# What's the best chair for gaming? Any suggestions?



## KellyGrin (Apr 23, 2020)

What type of chair do you use for gaming?


----------



## MNblockhead (Apr 24, 2020)

TLDR VERSION: I've rented lots of office furniture over the years at multiple companies. For TTRPG chairs I recommend mid-back conference room chairs that have back and seat as one piece and simply levers. Get dark or multi-colored fabric. Don't go cheap. Save money by buying old stock from rental companies or look on Craig's List. Make sure the wheels are solid. Those tend to fail first. Get chairs with arm rests.

My game room is multi-use. It is also for crafts. Also, when I have people over to game I don't want them to worry about ruining the furniture. I wanted something comfortable, practical, and something I won't worry too much about spills or the occasion scratch from a slipped exacto blade or dremel. 
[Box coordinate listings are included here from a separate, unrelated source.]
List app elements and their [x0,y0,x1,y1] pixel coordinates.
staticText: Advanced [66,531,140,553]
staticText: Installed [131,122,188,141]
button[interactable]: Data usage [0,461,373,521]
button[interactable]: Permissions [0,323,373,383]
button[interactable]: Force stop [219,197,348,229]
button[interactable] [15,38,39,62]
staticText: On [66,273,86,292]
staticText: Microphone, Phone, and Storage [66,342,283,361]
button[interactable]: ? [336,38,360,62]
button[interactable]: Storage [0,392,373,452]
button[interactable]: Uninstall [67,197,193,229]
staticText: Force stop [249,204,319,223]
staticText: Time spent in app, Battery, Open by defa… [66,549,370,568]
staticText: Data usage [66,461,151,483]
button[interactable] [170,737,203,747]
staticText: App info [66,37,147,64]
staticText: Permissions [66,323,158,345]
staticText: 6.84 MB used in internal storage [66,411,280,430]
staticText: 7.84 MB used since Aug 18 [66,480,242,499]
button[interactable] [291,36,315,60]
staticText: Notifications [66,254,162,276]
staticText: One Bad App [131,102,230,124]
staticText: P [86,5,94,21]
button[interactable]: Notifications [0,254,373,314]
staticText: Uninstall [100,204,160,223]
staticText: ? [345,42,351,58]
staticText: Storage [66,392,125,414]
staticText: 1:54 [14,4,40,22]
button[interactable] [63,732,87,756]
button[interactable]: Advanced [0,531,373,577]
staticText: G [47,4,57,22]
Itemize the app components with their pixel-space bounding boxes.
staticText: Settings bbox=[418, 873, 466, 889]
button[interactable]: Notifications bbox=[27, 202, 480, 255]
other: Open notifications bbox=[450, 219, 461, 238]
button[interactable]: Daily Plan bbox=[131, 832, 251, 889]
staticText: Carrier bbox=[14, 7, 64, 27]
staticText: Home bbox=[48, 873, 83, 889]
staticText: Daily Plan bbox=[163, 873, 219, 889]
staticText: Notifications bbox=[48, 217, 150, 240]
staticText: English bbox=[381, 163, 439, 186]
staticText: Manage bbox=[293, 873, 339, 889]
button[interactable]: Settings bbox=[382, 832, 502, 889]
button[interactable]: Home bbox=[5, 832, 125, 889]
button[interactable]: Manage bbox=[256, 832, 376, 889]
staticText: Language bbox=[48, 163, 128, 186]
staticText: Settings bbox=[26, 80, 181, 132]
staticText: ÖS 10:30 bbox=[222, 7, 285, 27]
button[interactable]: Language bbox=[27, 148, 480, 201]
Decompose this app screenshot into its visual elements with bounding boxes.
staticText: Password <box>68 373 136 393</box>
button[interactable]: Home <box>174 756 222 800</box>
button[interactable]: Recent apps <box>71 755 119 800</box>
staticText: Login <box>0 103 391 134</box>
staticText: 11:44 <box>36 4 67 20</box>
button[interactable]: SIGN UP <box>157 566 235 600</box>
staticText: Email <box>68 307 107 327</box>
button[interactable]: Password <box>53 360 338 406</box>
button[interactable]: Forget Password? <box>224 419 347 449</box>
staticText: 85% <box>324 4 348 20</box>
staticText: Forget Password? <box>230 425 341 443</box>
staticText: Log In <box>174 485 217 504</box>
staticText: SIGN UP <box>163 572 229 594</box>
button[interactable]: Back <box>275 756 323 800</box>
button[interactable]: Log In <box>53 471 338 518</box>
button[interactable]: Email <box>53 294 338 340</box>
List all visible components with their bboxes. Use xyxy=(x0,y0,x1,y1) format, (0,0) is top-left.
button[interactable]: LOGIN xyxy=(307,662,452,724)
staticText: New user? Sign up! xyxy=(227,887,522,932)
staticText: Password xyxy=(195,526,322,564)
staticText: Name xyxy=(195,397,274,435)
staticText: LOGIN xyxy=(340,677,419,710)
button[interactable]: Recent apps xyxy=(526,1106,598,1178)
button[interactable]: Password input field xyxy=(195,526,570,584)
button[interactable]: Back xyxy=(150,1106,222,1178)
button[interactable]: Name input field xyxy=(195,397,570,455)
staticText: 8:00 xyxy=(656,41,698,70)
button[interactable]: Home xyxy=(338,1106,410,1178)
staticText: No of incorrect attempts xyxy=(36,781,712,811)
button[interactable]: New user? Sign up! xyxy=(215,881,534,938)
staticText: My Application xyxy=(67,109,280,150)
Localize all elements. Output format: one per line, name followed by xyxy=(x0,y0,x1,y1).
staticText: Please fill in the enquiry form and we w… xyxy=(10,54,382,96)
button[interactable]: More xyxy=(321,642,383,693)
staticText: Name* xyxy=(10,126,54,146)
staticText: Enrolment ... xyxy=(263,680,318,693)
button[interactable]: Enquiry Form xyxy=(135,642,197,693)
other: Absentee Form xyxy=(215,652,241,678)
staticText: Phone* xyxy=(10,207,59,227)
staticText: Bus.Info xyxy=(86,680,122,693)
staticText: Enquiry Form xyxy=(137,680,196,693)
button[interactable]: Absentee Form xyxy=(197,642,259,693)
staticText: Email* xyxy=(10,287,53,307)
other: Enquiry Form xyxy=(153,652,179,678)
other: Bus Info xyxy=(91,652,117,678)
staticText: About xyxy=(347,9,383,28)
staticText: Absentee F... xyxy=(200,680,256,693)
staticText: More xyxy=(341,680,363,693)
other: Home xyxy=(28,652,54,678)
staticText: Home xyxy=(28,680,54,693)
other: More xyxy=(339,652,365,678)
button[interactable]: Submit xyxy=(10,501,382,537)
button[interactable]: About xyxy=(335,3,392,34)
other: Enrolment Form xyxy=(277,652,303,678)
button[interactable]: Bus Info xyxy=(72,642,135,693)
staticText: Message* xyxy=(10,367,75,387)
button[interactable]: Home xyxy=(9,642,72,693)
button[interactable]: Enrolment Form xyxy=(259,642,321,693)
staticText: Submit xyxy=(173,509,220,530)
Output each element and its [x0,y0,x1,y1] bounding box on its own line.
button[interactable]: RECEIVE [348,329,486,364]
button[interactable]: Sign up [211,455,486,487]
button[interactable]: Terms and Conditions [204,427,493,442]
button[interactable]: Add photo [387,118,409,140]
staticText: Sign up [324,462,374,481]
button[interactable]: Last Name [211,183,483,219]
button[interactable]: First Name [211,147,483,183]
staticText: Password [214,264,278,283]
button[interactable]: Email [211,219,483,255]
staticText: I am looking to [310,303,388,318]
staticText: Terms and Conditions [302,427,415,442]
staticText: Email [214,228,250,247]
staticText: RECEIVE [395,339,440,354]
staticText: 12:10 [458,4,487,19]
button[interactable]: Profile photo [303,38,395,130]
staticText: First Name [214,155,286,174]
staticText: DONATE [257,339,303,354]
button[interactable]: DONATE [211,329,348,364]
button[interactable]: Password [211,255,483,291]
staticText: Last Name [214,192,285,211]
I went on Craig's List and found an business that was downsizing. When there with a friend who had a large utility van and I bought some very good quality office chairs and an ugly but big and very solid office table.  

I got rock solid conference chairs that give good lumbar support, have strong wheels (usually the first thing to go) and simply levers to raise/lower the height and lock rocking. The back and seat are together and do not move independently, but that hasn't been a problem for anyone and it makes them much more solid (less parts to get loose or break).  My chairs are original from CORT. I'm guessing that the business I got them from, rented then bought or bought used themselves. Even after years of heavy use, they still look good and remain comfortable.  They are maid of a tough fabric are are multi color, so if they did get a stain from something spilled, it would not show much. 

I have one executive chair but I don't think they are worth it unless you really spend the money to get high-quality chairs with very high backs.  But unlike computer gaming, I don't find that a head rest is all that useful or missed in a TTRPG/craft chair. For marathon sessions, it may be nice to have an executive or what is often called a 24-hour chair, but I don't recommend it unless you have lots of space and lots of money. 

Mesh office chairs are comfortable and easy to clean, but I find that you need to spend a lot to get good-quality mesh chairs that would last. 

One question to consider before getting chairs for gaming is whether to get arm rests. I was thinking of getting task chairs (office chairs with no arm rests) because they easily push up to the table when not in use and it is nice to not have arm rests in the way when doing certain crafting. But for TTRPGs I think arm rests are a must. If you don't have them, people are going to rest their arms on the table, taking up more table space.  

So, for most people, I would guess that a conference room chair is the best best. But instead of buying cheap ones new, get good quality ones used.  Check craigs list or companies that sell used office furniture. Many furniture-rental companies sell used office furniture that is of high quality for very good prices. E.g., Cort's furniture outlet: Shop the CORT Furniture Outlet | CORT

As for material, I recommend a touch, multicolored or dark-colored fabric. I'm not a fan of leather.  Tends to be cold in cold weather and sticky in hot and you have to worry about it getting wet, scuffed or cut. Worse, unless you are spending a lot of money you are probably not getting a real leather chair and pleather, etc. tends to start breaking apart after a couple years.


----------



## Li Shenron (Apr 27, 2020)

KellyGrin said:


> What type of chair do you use for gaming?




Throne of gold, adorned with powergamers' skulls and ruleslawyers' leather. I am the DM.


----------